Ромыч, несколько минут назад усевшийся на пол, встал и куда-то исчез, а спустя какое-то время вернулся, держа в руках нечто наподобие книги.
– Это альбом, – пояснил друг. – Смотрите, это был конец первого семестра, последняя пара. Помните?
Мы все придвинулись ближе, чтобы разглядеть. С фотографии смотрели тринадцать гордых и счастливых лиц в белых халатах: двенадцать нас и один преподаватель. Здесь Лина еще носила брекеты, Анжела не успела перекраситься в блондинку, а Ира стояла в больших дурацкой формы очках. Сейчас она сменила их на линзы.
Но красивее всех на фото вышел Туре. Он стоял позади преподавателя, высокий, статный, красивый, с густыми каштановыми волосами. Улыбка на его лице сияла в тон нашим халатам. Казалось, с того дня он совсем не изменился: в моей памяти он навсегда останется таким же счастливым и свободным, как на этой фотографии.
– Ты хранишь альбомы с фотографиями? – улыбнулась я.
– Ромыч у нас всегда одной ногой на шаг позади.
– Вообще-то, печатные фотки – это круто, – оскорбился друг. – Если твоя пустая голова этого не понимает, то ты просто бесчувственный сухарь, который не умеет видеть прекрасное в обычных вещах.
Ник лишь презрительно хмыкнул.
– Я думаю, нам нужно устроить что-то вроде…поминок? Нет, звучит отвратительно. Что-то вроде вечера памяти, – предложил Ромыч. – Прямо завтра, после похорон. Соберёмся все. Вспомним все хорошее, что нас связывало. Посвятим ему песню. Мне кажется, нам всем это нужно.
– Это хорошая идея. Я спрошу в деканате, возможно, нам даже выделят аудиторию.
– Если они этого не сделают, это будет высшей степени кретинизм, – отметил Ник.
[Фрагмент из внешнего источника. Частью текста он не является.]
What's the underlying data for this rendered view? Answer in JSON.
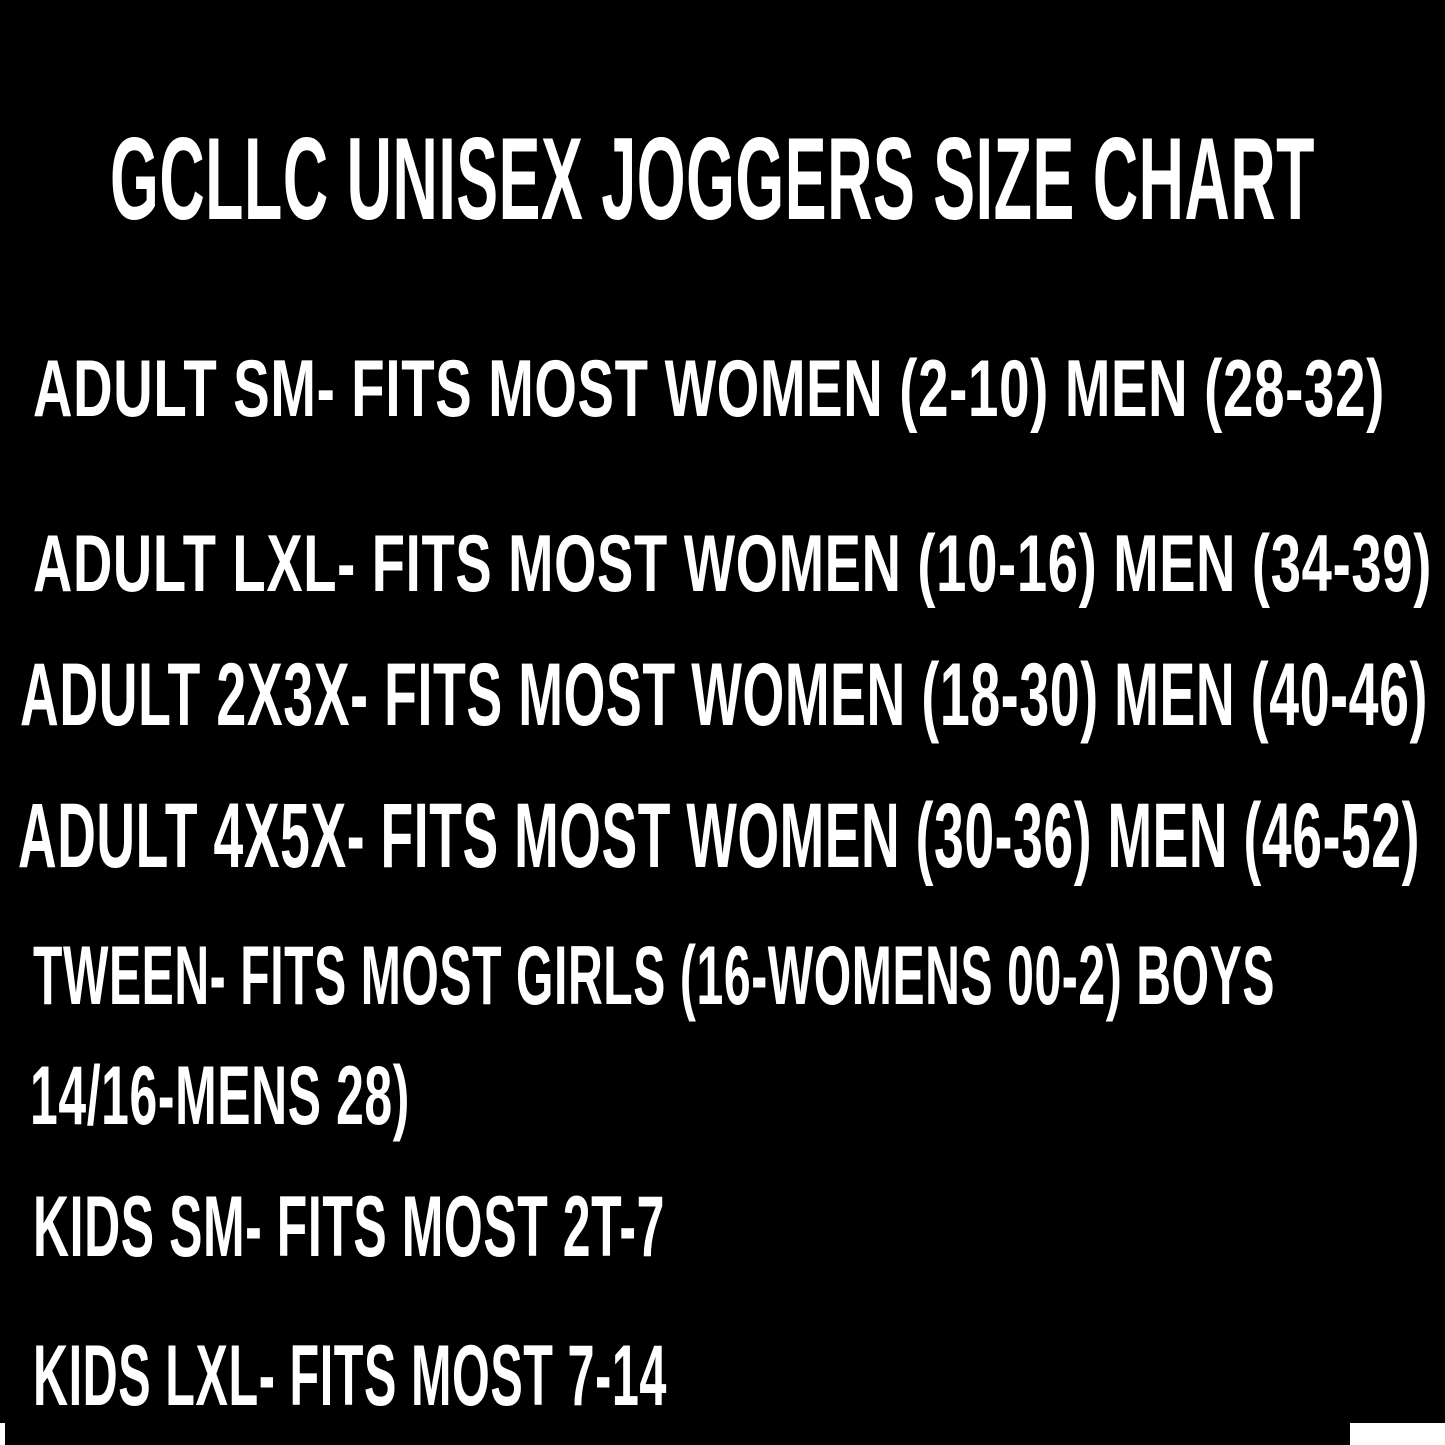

Мы пошли спать, когда фонари за окном начали гаснуть, а где-то на горизонте забрезжил рассвет. Времени на сон оставалось не так много, но спать все равно не хотелось.
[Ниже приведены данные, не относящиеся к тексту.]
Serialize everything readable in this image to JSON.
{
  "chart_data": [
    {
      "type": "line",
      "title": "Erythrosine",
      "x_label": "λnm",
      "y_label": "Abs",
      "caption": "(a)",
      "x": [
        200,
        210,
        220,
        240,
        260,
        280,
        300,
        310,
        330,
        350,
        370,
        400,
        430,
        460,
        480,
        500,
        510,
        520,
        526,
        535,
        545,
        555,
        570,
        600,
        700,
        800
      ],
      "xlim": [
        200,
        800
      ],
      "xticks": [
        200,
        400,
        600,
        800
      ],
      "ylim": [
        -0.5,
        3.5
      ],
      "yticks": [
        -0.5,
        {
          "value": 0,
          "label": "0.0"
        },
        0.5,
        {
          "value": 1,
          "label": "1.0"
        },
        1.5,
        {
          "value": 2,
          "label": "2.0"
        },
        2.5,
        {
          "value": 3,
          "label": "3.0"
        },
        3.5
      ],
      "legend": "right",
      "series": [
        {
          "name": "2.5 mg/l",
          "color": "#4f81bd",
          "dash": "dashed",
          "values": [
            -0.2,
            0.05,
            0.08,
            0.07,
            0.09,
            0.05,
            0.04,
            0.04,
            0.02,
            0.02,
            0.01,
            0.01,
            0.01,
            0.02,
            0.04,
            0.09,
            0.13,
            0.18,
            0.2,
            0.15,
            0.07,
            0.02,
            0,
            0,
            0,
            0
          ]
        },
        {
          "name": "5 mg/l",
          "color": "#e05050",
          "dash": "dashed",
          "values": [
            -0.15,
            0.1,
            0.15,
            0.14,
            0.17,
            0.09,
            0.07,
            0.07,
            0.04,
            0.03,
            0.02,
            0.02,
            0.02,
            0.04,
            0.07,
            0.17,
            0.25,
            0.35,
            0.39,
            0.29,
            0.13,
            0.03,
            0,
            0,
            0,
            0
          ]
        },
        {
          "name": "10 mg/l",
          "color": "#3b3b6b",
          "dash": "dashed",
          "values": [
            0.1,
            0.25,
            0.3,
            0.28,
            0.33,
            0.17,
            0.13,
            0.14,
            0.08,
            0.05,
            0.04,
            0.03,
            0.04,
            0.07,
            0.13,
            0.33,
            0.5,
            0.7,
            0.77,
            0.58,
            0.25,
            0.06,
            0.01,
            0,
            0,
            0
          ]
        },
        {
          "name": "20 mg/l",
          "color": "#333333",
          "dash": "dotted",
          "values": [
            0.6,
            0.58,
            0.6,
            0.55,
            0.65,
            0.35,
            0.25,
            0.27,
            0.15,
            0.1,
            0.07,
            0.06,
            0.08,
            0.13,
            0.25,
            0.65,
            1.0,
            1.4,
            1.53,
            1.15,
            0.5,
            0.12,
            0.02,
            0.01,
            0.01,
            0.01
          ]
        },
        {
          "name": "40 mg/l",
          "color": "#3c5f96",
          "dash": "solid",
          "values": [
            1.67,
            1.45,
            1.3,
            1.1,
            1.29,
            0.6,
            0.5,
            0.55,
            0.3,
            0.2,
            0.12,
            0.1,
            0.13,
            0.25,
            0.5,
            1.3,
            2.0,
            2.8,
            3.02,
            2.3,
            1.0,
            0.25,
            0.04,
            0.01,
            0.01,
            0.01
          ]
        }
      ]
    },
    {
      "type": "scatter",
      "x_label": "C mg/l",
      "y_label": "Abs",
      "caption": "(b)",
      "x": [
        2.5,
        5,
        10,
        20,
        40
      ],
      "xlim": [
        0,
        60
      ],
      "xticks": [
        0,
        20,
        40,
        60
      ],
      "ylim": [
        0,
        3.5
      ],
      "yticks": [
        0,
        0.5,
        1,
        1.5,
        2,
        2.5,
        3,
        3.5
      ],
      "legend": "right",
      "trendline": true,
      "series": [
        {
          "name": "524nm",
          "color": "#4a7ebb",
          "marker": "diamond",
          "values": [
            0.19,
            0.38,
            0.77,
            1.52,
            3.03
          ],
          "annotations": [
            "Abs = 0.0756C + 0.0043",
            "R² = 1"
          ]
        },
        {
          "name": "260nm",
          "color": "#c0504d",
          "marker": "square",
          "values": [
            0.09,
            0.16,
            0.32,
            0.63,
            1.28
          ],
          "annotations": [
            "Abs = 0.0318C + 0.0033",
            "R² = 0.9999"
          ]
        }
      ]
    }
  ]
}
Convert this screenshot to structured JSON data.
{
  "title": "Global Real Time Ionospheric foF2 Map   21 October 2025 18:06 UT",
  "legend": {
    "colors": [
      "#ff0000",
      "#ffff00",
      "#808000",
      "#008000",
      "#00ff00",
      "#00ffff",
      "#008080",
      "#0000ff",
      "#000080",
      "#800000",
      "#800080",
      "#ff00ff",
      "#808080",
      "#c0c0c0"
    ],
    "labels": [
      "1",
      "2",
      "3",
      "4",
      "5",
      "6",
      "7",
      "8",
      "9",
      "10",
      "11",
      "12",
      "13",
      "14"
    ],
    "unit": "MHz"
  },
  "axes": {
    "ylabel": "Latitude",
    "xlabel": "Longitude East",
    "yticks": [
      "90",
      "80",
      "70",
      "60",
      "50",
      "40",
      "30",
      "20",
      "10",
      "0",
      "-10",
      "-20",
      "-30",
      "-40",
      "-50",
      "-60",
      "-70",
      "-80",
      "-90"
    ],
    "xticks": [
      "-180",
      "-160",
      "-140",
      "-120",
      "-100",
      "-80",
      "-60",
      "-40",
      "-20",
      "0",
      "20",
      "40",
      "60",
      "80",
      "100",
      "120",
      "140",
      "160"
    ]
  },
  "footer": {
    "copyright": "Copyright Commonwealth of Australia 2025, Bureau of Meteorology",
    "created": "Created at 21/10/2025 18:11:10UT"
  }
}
Парни на самом деле постелили нам в комнате Ромыча и даже любезно дали свою одежду. Специальных средств для снятия макияжа у них, разумеется не было, но сейчас для этой цели отлично подошло и обычное мыло.
Вика легла рядом и положила голову мне на плечо.
– Ты как? – спросила она.
– Жить можно. Просто это…это все свалилось так неожиданно.
– Смерть в принципе никогда не ожидаешь.
– Кажется, на втором курсе ты ненавидела философию, – впервые за это время улыбнулась я.
– И правильно делала. Скука смертная для ленивых. Предмет обо всем и ни о чем одновременно. Тьфу.
Я улыбнулась еще шире. Как хорошо, что даже в такие тяжёлые минуты мы не утратили способности шутить.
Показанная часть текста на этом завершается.